The Cold-Atom Physics Rack (CAPR) is a science platform that has been successfully launched and deployed on the China’s Space Station on October 31, 2022. Researchers are planning to use rubidium and potassium in the CAPR to achieve the Bose Einstein condensation (BEC) and Fermi degeneration on the space station. The CAPR laser module provides a cooling, repumping, and detection laser with 10^-11 frequency stability and agile frequency tenability for experiments. Three 1560 nm DFB diode lasers are amplified separately using a master oscillator power-amplifier (MOPA) and their separated frequencies are doubled using three PPLN crystals, which are used as the cooling, repumping, and detection laser with 900 mW output power. The frequency of the repumping laser is locked to the saturated absorption peaks of rubidium and potassium based on the modulation transfer spectrum (MTS). The cooling and detection lasers are locked to the repumping laser via the OPLL technique. The final frequency stability is approximately 2×10^-12@1000 s.

The Taiji program is a space GW-detection program proposed by CAS. Three phases has been proposed and included in the roadmap. The first is the Taiji-1 mission, which is a single satellite for testing key techniques for GW detection such as ultrastable lasers and interferometers. The key component of the Taiji-1 laser source is a nonplanar ring oscillator (NPRO) solid laser. The frequency and power noises of the laser source are improved significantly by applying precision-driving current control and temperature control. Frequency noise measuring 0.1 MHz/Hz@0.1 Hz and power noise measuring 0.02%@0.1 Hz are obtained. In order to improve the frequency stability of the laser to meet the requirement for the ongoing Taiji-2 mission, a ultra stable fiber based on frequency stabilization technique is proposed and demonstrated successfully with 6 Hz/Hz@10 mHz frequency noise,3×10^-15@1 s,5×10^-15@100 s frequency stability which is enough for the Taiji-2 mission.

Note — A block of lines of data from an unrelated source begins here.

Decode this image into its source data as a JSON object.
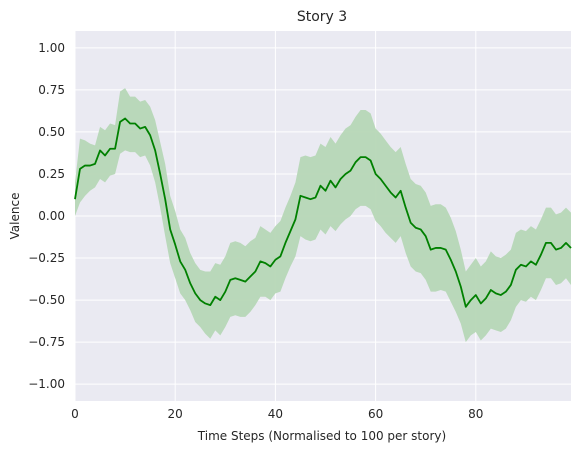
{
  "chart_data": {
    "type": "line",
    "title": "Story 3",
    "xlabel": "Time Steps (Normalised to 100 per story)",
    "ylabel": "Valence",
    "xlim": [
      0,
      99
    ],
    "ylim": [
      -1.1,
      1.1
    ],
    "xticks": [
      0,
      20,
      40,
      60,
      80
    ],
    "yticks": [
      -1.0,
      -0.75,
      -0.5,
      -0.25,
      0.0,
      0.25,
      0.5,
      0.75,
      1.0
    ],
    "ytick_labels": [
      "−1.00",
      "−0.75",
      "−0.50",
      "−0.25",
      "0.00",
      "0.25",
      "0.50",
      "0.75",
      "1.00"
    ],
    "grid": true,
    "style": "seaborn-darkgrid",
    "colors": {
      "line": "#008000",
      "band": "#b6d7b6",
      "background": "#eaeaf2",
      "grid": "#ffffff"
    },
    "series": [
      {
        "x": [
          0,
          1,
          2,
          3,
          4,
          5,
          6,
          7,
          8,
          9,
          10,
          11,
          12,
          13,
          14,
          15,
          16,
          17,
          18,
          19,
          20,
          21,
          22,
          23,
          24,
          25,
          26,
          27,
          28,
          29,
          30,
          31,
          32,
          33,
          34,
          35,
          36,
          37,
          38,
          39,
          40,
          41,
          42,
          43,
          44,
          45,
          46,
          47,
          48,
          49,
          50,
          51,
          52,
          53,
          54,
          55,
          56,
          57,
          58,
          59,
          60,
          61,
          62,
          63,
          64,
          65,
          66,
          67,
          68,
          69,
          70,
          71,
          72,
          73,
          74,
          75,
          76,
          77,
          78,
          79,
          80,
          81,
          82,
          83,
          84,
          85,
          86,
          87,
          88,
          89,
          90,
          91,
          92,
          93,
          94,
          95,
          96,
          97,
          98,
          99
        ],
        "y": [
          0.1,
          0.28,
          0.3,
          0.3,
          0.31,
          0.39,
          0.36,
          0.4,
          0.4,
          0.56,
          0.58,
          0.55,
          0.55,
          0.52,
          0.53,
          0.48,
          0.39,
          0.25,
          0.1,
          -0.08,
          -0.17,
          -0.27,
          -0.32,
          -0.4,
          -0.46,
          -0.5,
          -0.52,
          -0.53,
          -0.48,
          -0.5,
          -0.45,
          -0.38,
          -0.37,
          -0.38,
          -0.39,
          -0.36,
          -0.33,
          -0.27,
          -0.28,
          -0.3,
          -0.26,
          -0.24,
          -0.16,
          -0.09,
          -0.02,
          0.12,
          0.11,
          0.1,
          0.11,
          0.18,
          0.15,
          0.21,
          0.17,
          0.22,
          0.25,
          0.27,
          0.32,
          0.35,
          0.35,
          0.33,
          0.25,
          0.22,
          0.18,
          0.14,
          0.11,
          0.15,
          0.05,
          -0.04,
          -0.07,
          -0.08,
          -0.12,
          -0.2,
          -0.19,
          -0.19,
          -0.2,
          -0.26,
          -0.33,
          -0.42,
          -0.54,
          -0.5,
          -0.47,
          -0.52,
          -0.49,
          -0.44,
          -0.46,
          -0.47,
          -0.45,
          -0.41,
          -0.32,
          -0.29,
          -0.3,
          -0.27,
          -0.29,
          -0.23,
          -0.16,
          -0.16,
          -0.2,
          -0.19,
          -0.16,
          -0.19
        ],
        "lower": [
          0.0,
          0.08,
          0.12,
          0.15,
          0.17,
          0.22,
          0.2,
          0.24,
          0.25,
          0.37,
          0.39,
          0.38,
          0.38,
          0.35,
          0.36,
          0.3,
          0.2,
          0.05,
          -0.12,
          -0.28,
          -0.37,
          -0.46,
          -0.5,
          -0.56,
          -0.63,
          -0.66,
          -0.7,
          -0.73,
          -0.68,
          -0.71,
          -0.66,
          -0.6,
          -0.59,
          -0.6,
          -0.6,
          -0.57,
          -0.53,
          -0.48,
          -0.48,
          -0.5,
          -0.46,
          -0.45,
          -0.37,
          -0.3,
          -0.24,
          -0.12,
          -0.14,
          -0.15,
          -0.14,
          -0.08,
          -0.11,
          -0.06,
          -0.09,
          -0.05,
          -0.02,
          0.0,
          0.04,
          0.06,
          0.06,
          0.04,
          -0.03,
          -0.06,
          -0.1,
          -0.13,
          -0.16,
          -0.12,
          -0.22,
          -0.3,
          -0.33,
          -0.34,
          -0.38,
          -0.45,
          -0.45,
          -0.44,
          -0.45,
          -0.51,
          -0.57,
          -0.64,
          -0.75,
          -0.71,
          -0.69,
          -0.74,
          -0.71,
          -0.67,
          -0.68,
          -0.69,
          -0.67,
          -0.62,
          -0.54,
          -0.5,
          -0.51,
          -0.48,
          -0.5,
          -0.44,
          -0.37,
          -0.37,
          -0.41,
          -0.4,
          -0.37,
          -0.41
        ],
        "upper": [
          0.2,
          0.46,
          0.45,
          0.43,
          0.42,
          0.53,
          0.51,
          0.55,
          0.54,
          0.74,
          0.76,
          0.71,
          0.71,
          0.68,
          0.69,
          0.65,
          0.57,
          0.44,
          0.31,
          0.12,
          0.03,
          -0.08,
          -0.13,
          -0.22,
          -0.28,
          -0.32,
          -0.33,
          -0.33,
          -0.28,
          -0.29,
          -0.24,
          -0.16,
          -0.15,
          -0.16,
          -0.18,
          -0.15,
          -0.13,
          -0.06,
          -0.08,
          -0.1,
          -0.06,
          -0.03,
          0.05,
          0.12,
          0.2,
          0.35,
          0.36,
          0.35,
          0.36,
          0.43,
          0.41,
          0.47,
          0.43,
          0.48,
          0.52,
          0.54,
          0.59,
          0.63,
          0.63,
          0.61,
          0.52,
          0.49,
          0.45,
          0.41,
          0.38,
          0.41,
          0.31,
          0.22,
          0.19,
          0.18,
          0.14,
          0.06,
          0.07,
          0.07,
          0.05,
          -0.01,
          -0.09,
          -0.2,
          -0.33,
          -0.29,
          -0.25,
          -0.3,
          -0.27,
          -0.21,
          -0.24,
          -0.25,
          -0.23,
          -0.2,
          -0.1,
          -0.08,
          -0.09,
          -0.06,
          -0.08,
          -0.02,
          0.05,
          0.05,
          0.01,
          0.02,
          0.05,
          0.02
        ]
      }
    ]
  }
}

The FY-4 satellite is a weather-forecast satellite that uses a Fourier-transform infrared spectrometer (FTIR) to measure the Earth’s spectrum. To calibrate the frequency of the spectrometer, a laser with a stability level of 2×10^-6 and 5 years lifetime is required. To fulfill these requirements, two 852 nm DFB diode lasers with cold redundancy are used as the laser source. A caesium cell is used as the 852 nm frequency reference. Low-frequency dithering is applied to the current of the diode laser. Using the 852 nm frequency-absorption peak of caesium, the frequency of the laser is locked to the center of the peak and stabilized. After 7 years of onboard operation, the laser is still operating favorably, with less than 1% power degradation.

A series of ultranarrow linewidth, low-noise, and high frequency-stability ultrastable space lasers has been successively constructed at SIOM and used in important applications such as space GW detection, the FY weather satellite, and the Chinese Space Station. The onboard-laser frequency stability improved significantly from 10^-7 to 10^-12, as well as to 10^-15 with a linewidth of less than 1 Hz. The frequency stability of ultrastable space lasers shall be improved continuously to satisfy the major requirements of space programs.